Unentspannter Wille
Als Merkel um 10.55 Uhr das Plenum betrat, war der Wille zum entspannten Umgang von Union und SPD mit der neuen Allianz fast aufdringlich sichtbar. Die Kanzlerin steuerte zielsicher zuerst auf Bundestagsvizepräsident Wolfgang Thierse, dann auf den neuen SPD-Chef Matthias Platzeck zu, die beide ihre Hand einen Wimpernschlag länger hielten als nötig. Verständnisvoll lächelnd wandte sie sich dann an Außenminister Frank-Walter Steinmeier (SPD), der erst drei Stunden zuvor von einem Nachtflug aus den USA wieder in Berlin eingetroffen war. Mit ihrem Vizekanzler Franz Müntefering plauderte sie vertraut, als Bundestagspräsident Norbert Lammert um 11.00 Uhr den Saal betrat.
Neues Reaktionsmuster
Die aufgekratzte Stimmung vor der mit Spannung erwarteten Regierungserklärung hielt noch an, als Lammert zu Sitzungsbeginn verkündete, dass der bayerische Innenminister Günther Beckstein (CSU) sein Mandat niedergelegt habe. "Schade!" feixten die Grünen über den Rückzug ihres Intimgegners.
Während Merkels Regierungserklärung verfestigte sich mit zunehmender Rededauer ein neues Reaktionsmuster im Plenum, das wenig Raum für Gelassenheit erlaubte: Merkel referierte eine Vereinbarung aus dem Koalitionsvertrag, die Union führte einen kurzen Beifall an, der auf der SPD-Seite kaum über die ersten zwei Sitzreihen hinaus kam. Wenn sie ein Herzensthema der SPD ansprach, wie bessere Kinderbetreuung, war es umgekehrt.
Schwierige Sachfragen
Die Reaktion wird zum Ritual: "Wer hätte gedacht, dass Union und SPD so viele Gemeinsamkeiten entdecken?" fragte Merkel.
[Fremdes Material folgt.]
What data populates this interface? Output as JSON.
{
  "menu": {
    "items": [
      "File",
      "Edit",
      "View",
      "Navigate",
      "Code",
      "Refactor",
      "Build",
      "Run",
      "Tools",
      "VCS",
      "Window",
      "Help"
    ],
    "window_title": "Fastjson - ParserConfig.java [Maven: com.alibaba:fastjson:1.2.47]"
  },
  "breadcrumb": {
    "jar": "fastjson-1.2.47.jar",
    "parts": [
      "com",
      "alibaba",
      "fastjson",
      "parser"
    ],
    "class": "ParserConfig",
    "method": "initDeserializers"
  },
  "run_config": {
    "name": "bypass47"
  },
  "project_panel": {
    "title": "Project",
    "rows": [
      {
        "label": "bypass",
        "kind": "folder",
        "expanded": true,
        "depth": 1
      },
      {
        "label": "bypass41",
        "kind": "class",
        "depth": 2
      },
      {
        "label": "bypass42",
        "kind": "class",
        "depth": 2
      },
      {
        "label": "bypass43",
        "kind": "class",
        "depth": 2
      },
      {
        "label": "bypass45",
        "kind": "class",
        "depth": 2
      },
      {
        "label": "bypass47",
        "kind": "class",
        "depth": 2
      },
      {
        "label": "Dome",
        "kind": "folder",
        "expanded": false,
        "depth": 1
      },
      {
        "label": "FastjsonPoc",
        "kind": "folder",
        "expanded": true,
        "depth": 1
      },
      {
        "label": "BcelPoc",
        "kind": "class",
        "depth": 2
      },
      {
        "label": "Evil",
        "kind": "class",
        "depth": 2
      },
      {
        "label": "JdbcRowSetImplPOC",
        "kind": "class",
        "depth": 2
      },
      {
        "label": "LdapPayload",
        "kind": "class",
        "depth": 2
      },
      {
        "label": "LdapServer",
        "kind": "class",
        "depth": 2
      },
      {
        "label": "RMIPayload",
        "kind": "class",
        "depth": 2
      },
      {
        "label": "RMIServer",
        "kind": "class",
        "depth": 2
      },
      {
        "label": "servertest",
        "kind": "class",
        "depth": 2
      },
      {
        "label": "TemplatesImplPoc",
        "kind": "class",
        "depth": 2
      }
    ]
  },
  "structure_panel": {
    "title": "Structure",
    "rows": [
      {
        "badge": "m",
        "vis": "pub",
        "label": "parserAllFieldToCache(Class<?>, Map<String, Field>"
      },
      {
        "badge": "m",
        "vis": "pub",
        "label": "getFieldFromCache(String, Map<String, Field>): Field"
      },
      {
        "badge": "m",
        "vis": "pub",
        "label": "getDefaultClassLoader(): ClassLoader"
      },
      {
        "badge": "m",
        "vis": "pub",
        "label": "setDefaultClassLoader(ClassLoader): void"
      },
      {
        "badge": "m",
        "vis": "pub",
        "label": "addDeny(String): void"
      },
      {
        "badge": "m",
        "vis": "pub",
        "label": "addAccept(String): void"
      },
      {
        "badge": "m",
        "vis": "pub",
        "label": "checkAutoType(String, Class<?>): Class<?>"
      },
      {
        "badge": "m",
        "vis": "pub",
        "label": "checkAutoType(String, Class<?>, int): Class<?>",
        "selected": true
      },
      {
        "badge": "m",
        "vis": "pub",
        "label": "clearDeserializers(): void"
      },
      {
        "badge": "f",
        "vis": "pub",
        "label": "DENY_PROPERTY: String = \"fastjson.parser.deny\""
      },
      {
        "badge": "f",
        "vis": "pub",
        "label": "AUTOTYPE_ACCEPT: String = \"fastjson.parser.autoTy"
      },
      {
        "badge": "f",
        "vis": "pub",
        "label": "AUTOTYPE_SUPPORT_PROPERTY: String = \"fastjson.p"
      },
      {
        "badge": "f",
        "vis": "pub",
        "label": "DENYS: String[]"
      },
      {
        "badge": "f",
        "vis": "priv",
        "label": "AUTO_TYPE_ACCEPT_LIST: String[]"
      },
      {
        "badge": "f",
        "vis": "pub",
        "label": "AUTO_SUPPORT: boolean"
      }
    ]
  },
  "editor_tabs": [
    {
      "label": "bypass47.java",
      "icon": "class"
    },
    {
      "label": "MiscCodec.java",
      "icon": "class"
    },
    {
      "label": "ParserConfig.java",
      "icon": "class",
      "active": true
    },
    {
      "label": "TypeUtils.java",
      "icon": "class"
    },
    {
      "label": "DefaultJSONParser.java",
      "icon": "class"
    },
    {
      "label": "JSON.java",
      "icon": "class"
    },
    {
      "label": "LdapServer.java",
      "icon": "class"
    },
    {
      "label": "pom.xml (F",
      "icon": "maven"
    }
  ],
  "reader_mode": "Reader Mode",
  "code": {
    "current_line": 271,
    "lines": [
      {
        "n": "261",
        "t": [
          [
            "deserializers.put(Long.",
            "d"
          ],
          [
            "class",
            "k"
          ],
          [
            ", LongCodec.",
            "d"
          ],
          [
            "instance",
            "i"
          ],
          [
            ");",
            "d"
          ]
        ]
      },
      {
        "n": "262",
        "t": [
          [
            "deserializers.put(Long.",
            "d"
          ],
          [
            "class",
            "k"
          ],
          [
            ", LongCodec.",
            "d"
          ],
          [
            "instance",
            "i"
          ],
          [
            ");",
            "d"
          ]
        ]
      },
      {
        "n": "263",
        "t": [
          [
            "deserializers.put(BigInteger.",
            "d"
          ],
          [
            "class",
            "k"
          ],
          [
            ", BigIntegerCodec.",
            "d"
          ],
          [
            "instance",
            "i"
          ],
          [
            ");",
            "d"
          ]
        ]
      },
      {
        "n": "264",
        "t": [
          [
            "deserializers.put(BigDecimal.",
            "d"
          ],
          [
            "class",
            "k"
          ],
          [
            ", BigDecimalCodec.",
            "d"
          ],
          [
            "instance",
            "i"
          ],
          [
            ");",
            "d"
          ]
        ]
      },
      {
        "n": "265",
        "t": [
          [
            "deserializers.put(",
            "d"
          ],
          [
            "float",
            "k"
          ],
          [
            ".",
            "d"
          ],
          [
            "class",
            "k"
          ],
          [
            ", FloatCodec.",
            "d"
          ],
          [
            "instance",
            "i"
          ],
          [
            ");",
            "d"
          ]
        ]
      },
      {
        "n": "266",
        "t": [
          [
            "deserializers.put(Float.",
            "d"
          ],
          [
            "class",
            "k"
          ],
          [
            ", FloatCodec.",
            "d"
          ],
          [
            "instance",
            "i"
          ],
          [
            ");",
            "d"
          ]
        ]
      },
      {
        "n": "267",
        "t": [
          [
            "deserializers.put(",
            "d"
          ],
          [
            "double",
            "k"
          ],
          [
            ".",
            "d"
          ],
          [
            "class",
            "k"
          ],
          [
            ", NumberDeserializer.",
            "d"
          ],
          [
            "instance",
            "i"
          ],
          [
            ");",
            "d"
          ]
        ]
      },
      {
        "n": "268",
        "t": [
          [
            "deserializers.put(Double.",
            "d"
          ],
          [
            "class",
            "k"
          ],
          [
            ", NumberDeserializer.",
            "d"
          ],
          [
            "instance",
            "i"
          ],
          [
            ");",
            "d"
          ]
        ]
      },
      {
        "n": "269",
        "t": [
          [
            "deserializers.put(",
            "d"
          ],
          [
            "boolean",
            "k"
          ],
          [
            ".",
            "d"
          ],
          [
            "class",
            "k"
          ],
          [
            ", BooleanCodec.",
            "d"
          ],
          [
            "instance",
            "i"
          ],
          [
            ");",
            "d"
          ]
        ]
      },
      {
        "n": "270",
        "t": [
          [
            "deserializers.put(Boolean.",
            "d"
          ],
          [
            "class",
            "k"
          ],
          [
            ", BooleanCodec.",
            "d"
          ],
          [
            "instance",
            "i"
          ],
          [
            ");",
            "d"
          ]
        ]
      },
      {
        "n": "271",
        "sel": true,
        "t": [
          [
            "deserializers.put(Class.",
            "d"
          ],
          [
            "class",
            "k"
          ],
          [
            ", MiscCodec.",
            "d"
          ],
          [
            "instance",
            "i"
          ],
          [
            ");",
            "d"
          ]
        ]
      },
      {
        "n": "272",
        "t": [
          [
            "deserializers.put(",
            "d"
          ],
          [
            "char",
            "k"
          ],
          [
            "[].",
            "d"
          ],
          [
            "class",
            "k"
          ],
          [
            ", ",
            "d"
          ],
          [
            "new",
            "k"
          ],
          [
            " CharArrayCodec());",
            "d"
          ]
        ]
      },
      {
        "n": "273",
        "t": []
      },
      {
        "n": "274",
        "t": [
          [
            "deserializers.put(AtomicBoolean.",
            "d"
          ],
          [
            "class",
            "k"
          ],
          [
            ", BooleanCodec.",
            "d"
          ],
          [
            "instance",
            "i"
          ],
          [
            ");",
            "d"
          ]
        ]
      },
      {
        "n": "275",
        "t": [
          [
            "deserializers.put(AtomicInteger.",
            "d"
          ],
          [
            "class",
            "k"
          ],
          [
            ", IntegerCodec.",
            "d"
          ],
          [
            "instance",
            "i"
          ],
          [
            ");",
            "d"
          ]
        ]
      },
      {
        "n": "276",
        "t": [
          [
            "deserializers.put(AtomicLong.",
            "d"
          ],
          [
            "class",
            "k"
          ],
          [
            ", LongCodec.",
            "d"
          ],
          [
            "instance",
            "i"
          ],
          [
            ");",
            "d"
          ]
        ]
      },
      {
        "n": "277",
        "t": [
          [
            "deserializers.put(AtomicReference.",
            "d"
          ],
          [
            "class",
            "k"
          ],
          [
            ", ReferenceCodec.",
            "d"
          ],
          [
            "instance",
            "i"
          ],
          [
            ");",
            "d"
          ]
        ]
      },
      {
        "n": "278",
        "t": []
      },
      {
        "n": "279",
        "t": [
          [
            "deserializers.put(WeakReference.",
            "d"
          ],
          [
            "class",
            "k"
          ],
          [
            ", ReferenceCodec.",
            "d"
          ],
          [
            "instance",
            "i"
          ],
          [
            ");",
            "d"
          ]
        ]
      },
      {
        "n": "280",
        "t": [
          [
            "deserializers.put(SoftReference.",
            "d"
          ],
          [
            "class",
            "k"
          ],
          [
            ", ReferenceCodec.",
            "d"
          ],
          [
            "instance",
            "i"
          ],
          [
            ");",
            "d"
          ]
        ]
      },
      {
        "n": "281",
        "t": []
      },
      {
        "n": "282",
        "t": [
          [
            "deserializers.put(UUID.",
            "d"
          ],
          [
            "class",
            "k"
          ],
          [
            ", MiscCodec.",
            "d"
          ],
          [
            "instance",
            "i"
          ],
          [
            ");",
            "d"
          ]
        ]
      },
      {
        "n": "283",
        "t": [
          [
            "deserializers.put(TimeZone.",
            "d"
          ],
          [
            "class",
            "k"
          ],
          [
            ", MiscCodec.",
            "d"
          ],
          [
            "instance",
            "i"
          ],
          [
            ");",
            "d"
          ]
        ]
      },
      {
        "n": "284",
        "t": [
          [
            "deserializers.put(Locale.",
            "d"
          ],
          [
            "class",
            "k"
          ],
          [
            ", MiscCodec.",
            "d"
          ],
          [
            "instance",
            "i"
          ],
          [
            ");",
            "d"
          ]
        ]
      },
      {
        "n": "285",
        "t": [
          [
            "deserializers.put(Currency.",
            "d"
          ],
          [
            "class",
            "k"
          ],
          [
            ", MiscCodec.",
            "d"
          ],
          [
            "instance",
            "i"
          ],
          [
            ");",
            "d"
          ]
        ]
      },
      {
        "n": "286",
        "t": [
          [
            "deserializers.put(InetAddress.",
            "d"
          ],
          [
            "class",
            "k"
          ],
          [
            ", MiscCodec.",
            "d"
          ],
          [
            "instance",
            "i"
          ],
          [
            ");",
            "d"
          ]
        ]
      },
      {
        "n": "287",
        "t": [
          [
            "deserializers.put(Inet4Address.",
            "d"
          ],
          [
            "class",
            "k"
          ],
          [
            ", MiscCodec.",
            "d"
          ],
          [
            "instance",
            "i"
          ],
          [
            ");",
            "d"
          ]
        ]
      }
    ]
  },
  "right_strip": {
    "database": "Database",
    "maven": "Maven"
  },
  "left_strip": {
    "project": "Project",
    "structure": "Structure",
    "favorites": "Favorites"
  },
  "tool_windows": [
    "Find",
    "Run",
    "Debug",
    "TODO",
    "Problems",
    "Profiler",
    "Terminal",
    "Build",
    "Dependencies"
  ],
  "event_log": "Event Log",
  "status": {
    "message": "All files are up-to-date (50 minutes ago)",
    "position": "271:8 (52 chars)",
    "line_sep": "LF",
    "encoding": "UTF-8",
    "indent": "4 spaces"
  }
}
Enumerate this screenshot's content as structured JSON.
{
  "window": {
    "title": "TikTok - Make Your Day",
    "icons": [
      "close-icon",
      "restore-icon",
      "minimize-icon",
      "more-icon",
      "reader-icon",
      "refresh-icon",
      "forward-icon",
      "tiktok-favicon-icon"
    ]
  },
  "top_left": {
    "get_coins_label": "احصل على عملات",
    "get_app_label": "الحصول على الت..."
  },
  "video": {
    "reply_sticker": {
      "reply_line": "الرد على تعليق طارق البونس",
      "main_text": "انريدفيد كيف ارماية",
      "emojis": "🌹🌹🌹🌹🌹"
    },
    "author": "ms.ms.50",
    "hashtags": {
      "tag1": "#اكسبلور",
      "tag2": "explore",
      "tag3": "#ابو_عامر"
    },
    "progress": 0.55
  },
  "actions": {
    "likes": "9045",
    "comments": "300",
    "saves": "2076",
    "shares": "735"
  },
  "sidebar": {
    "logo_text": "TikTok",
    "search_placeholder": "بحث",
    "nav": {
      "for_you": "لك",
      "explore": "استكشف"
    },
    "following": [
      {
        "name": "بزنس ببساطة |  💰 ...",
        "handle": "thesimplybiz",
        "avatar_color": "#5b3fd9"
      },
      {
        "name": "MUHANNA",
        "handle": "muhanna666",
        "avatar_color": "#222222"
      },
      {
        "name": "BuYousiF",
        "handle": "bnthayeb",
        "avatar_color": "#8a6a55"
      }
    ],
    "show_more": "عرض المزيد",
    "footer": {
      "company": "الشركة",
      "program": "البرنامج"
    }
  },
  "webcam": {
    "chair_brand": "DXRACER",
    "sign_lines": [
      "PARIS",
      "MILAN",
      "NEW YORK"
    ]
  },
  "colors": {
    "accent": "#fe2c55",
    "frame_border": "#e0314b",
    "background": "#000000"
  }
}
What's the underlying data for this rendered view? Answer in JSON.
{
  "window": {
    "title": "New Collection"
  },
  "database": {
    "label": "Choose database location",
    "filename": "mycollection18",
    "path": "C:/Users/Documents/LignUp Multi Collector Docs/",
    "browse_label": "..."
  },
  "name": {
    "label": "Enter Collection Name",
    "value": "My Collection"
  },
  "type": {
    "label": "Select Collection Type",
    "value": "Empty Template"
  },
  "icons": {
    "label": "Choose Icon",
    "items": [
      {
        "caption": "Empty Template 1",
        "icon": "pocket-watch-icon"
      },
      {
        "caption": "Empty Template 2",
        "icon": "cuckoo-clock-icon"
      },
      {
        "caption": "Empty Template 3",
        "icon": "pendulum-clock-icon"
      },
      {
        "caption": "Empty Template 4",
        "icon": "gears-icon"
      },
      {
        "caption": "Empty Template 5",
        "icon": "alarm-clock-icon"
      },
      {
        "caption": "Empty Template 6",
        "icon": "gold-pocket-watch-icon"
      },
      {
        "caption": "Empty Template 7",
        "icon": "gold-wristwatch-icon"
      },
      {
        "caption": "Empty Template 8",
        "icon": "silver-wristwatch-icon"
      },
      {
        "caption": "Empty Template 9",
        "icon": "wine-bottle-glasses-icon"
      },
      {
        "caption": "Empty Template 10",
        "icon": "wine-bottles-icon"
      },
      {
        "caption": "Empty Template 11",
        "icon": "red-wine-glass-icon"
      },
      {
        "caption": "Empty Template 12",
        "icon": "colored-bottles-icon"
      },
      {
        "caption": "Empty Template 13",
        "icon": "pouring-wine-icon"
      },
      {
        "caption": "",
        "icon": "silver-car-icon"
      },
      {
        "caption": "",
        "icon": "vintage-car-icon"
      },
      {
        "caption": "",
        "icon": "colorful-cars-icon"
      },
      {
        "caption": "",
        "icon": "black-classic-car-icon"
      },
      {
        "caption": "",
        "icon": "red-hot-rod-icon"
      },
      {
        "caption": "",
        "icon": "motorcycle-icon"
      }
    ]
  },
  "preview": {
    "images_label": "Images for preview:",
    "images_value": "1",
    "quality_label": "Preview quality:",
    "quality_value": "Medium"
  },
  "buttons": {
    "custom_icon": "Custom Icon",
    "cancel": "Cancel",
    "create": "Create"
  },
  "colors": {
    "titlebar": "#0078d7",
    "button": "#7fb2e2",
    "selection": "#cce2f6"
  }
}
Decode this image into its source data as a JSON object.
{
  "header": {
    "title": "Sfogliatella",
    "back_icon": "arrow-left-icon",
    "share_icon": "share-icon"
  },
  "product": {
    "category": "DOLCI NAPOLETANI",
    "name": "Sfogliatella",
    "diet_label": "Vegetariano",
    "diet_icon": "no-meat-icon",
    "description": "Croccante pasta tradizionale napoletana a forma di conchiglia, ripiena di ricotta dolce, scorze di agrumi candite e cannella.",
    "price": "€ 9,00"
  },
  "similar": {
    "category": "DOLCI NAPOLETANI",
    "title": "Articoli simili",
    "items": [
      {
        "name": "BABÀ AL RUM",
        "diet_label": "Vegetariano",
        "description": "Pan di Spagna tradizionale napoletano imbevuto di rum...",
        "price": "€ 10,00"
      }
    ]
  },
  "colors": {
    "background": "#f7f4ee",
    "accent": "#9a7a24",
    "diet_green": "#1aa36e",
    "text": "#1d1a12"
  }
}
Unions-Fraktionschef Volker Kauder hebt die Hände zum Applaus, reflexartig folgen ihm die Abgeordneten von CDU und CSU, mit kurzer Verzögerung fallen auch SPD-Fraktionschef Peter Struck und die erste SPD-Reihe ein. Bis sich die Hinterbänkler der SPD für oder gegen Applaus entschieden haben, ist er meist schon vorbei. Und weil Merkel weniger von Herzensthemen und mehr von schwierigen Sachfragen und Einschnitten spricht und die Rede nüchtern vorträgt, wird der Beifall immer seltener und dünner.
Nicht nur unter den Abgeordneten, unter denen der Murmelpegel stetig wuchs, sondern auch auf der Regierungsbank ließ die Konzentration nach, zumal die Rede mit 90 Minuten um die Hälfte länger war als angesetzt. In den ersten Minuten richteten die Minister den Blick konzentriert zur Seite auf das Rednerpult. Doch mit zunehmender Dauer ließ auch ihre Aufmerksamkeit nach. Müntefering ordnete weiße Zettel, Gesundheitsministerin Ulla Schmidt (SPD) blätterte in Akten, und Wirtschaftsminister Michael Glos flüsterte mit Finanzminister Peer Steinbrück.
Zwischenrufe
Leben kam in die Rede nur durch die seltenen Zwischenrufe von der neuen, deutlich kleineren Opposition, die Merkel schlagfertig parierte. Als Ex-Verbraucherministerin Renate Künast über die europäische Zuckermarkt-Einigung moserte, konterte Merkel: "Ach, lassen Sie nur, Frau Künast. Sie merken, es geht auch ohne Sie." Oskar Lafontaine, Fraktionschef der Linkspartei, bekam auf seinen Zwischenruf zu hören: "Es ist schon dramatisch, welche Entwicklung sie genommen haben."